Dieser Freiraum reicht vielleicht nicht aus, den Kapitalismus bis zum Jahr 2000 abzuschaffen. Doch weltweit nachdrücklich Abrüstung zu fordern, die Gefahr des dritten Weltkriegs, des Atomkriegs zu vermindern, neue Formen zu entwickeln, wie internationale Konflikte, Konflikte zwischen den Staaten, ohne Einsatz von Militär und Waffen ausgetragen und gelöst werden können, dazu reicht die Zeit vielleicht.

Wenn wir nicht handeln, haben die Vereinigten Staaten in zehn Jahren ihren neuen Feind.

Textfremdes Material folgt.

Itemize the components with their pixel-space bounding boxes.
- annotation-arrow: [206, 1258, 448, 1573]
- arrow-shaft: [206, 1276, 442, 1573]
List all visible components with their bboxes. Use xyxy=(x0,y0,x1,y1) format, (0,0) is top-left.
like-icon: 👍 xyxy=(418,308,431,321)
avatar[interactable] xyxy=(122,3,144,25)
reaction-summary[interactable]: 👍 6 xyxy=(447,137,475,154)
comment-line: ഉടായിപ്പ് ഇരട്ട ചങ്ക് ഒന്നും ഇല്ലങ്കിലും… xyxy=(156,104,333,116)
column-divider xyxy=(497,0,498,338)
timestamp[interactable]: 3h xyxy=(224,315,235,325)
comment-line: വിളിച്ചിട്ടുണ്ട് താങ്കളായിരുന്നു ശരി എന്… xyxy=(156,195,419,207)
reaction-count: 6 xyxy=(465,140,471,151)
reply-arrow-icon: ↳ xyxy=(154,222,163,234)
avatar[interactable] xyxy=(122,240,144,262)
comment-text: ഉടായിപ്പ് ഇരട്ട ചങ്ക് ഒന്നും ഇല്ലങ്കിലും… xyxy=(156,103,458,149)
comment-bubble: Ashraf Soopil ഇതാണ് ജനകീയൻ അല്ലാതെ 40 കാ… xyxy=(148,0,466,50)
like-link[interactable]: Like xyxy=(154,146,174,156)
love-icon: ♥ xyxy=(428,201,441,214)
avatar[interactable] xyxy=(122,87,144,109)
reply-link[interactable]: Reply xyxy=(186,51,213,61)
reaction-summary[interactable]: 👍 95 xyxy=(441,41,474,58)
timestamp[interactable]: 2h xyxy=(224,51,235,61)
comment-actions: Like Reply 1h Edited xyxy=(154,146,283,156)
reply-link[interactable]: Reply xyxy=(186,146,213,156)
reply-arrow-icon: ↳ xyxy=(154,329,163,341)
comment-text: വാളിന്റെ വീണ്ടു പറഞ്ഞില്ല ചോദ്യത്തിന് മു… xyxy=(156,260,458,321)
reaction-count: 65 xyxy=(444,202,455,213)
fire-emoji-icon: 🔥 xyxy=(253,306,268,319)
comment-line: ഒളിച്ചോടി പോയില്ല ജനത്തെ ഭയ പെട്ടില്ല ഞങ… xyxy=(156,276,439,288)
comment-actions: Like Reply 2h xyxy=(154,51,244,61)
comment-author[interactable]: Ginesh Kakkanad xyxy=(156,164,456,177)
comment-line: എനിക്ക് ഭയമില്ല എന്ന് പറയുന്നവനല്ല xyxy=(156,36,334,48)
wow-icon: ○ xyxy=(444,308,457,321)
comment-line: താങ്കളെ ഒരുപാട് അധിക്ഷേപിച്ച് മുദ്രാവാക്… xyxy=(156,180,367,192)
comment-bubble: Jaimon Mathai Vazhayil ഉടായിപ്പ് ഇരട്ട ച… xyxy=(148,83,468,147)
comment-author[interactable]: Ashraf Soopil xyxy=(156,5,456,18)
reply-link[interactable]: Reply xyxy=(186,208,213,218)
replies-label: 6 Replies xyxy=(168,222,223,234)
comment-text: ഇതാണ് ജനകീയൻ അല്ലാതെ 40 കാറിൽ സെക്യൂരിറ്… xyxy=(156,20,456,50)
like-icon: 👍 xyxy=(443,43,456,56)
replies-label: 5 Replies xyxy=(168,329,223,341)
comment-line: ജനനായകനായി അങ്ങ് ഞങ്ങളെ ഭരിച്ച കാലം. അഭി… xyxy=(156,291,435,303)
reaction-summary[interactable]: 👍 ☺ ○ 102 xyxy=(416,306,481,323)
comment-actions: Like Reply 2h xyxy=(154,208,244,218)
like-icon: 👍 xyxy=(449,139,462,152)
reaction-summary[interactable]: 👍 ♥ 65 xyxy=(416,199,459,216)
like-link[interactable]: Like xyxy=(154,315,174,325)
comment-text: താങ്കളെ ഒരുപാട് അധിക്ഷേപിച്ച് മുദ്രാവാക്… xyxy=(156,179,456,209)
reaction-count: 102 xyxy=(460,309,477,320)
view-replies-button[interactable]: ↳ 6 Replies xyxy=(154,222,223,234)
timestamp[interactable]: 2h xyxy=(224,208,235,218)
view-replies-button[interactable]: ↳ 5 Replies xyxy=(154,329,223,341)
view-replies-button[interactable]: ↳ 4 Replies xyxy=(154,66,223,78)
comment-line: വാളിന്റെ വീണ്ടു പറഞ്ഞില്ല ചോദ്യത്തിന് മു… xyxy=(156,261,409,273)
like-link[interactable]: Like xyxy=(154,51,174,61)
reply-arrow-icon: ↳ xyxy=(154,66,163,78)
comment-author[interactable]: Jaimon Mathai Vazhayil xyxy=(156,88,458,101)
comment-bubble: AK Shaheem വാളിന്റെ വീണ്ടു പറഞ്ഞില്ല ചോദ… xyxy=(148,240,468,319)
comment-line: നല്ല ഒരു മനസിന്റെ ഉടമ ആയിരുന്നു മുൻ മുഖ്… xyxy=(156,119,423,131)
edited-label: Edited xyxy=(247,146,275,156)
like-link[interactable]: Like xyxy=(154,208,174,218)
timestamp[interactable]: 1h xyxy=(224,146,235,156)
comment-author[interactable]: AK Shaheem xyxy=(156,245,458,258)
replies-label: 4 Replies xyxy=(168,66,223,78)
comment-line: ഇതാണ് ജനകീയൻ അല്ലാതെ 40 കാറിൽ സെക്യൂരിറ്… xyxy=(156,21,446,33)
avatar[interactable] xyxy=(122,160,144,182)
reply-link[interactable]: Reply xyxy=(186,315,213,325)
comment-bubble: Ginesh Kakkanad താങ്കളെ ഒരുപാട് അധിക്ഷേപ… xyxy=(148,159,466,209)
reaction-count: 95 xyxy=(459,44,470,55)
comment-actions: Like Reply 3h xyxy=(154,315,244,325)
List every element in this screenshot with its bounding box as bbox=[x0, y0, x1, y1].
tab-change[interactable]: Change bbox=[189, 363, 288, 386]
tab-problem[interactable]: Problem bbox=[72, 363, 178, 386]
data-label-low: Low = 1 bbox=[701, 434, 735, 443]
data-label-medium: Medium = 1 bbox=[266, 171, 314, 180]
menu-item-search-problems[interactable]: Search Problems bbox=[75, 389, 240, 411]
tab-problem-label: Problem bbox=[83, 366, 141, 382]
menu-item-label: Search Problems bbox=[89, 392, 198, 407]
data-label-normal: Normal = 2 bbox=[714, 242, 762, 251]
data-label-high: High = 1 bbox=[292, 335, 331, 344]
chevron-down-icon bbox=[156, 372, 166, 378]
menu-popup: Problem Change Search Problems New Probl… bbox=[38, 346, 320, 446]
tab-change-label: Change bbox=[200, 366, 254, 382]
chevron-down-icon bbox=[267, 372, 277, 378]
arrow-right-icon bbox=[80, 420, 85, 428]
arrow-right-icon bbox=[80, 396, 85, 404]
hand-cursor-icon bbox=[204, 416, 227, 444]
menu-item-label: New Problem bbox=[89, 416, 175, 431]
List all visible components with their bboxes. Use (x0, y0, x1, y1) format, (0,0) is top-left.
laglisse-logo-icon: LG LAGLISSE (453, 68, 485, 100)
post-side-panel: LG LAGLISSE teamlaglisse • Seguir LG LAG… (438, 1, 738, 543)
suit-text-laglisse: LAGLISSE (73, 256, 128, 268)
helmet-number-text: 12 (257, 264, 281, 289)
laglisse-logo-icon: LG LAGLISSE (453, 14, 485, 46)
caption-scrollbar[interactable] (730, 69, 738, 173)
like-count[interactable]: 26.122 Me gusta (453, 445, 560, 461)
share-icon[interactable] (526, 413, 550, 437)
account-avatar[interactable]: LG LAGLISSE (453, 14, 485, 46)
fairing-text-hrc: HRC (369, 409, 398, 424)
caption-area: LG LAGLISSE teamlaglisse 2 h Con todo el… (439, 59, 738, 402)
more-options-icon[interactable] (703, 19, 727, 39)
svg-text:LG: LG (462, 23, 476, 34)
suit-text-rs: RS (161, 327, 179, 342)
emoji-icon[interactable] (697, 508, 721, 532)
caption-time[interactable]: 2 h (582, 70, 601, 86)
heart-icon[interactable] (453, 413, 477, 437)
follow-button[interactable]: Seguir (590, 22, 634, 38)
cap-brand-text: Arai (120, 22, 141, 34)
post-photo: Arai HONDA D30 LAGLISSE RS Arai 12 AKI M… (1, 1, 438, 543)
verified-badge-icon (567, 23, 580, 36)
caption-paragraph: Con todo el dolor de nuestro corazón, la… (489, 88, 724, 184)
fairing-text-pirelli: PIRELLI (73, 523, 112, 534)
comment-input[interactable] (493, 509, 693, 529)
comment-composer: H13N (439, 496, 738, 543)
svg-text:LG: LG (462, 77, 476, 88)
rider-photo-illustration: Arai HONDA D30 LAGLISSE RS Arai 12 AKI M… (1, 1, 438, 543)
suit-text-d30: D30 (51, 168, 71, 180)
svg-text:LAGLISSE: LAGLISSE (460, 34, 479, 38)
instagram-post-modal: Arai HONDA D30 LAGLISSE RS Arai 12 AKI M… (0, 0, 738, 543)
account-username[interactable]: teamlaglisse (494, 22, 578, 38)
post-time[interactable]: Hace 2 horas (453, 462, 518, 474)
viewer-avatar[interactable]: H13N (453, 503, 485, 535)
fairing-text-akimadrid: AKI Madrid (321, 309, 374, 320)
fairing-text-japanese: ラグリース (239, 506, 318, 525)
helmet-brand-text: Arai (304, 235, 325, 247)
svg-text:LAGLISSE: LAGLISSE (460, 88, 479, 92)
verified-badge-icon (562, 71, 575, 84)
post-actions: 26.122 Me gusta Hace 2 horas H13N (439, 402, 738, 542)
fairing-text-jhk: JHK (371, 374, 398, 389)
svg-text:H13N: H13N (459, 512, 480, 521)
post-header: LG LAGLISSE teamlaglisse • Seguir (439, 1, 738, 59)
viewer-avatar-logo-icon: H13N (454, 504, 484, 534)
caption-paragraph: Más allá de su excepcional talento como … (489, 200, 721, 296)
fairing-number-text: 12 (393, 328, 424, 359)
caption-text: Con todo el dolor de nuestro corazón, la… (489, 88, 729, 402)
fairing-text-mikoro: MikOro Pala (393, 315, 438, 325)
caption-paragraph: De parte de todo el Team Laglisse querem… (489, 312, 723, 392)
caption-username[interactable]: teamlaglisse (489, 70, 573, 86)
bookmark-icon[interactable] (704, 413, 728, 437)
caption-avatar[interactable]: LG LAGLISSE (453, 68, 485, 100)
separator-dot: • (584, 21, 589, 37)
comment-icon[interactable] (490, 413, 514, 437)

Möglicherweise ist es die ökonomische Macht Japans und anderer asiatischer Staaten, gegen die sich das westliche Militärbündnis zusammenfindet, um die Kultur der weißen, christlichen, abendländisch geprägten Welt gegen die vermeintliche Gefahr aus einem neuen Osten zu verteidigen. Aber bis dahin haben wir, Linke, Alternative, Frauen, eine Chance im Kampf gegen Faschismus, Rassismus und Kriegsgefahr; gegen die Ausbeutung der farbigen Völker durch die weiße Herrenrasse, gegen Sexismus und die Gewalt der Männer, die täglich weltweit das Leben von Mädchen und Frauen bedrohen, zerstören.

Halt: Jetzt träume ich ja als feministische Frau. Ich träume, daß linke Wissenschaftler und Männer endlich begreifen: Politik zu machen, heißt nicht nur, anderen nützliche Ratschläge zu geben, sondern muß heißen, nach Möglichkeiten und Freiräumen des eigenen politischen Handelns zu suchen.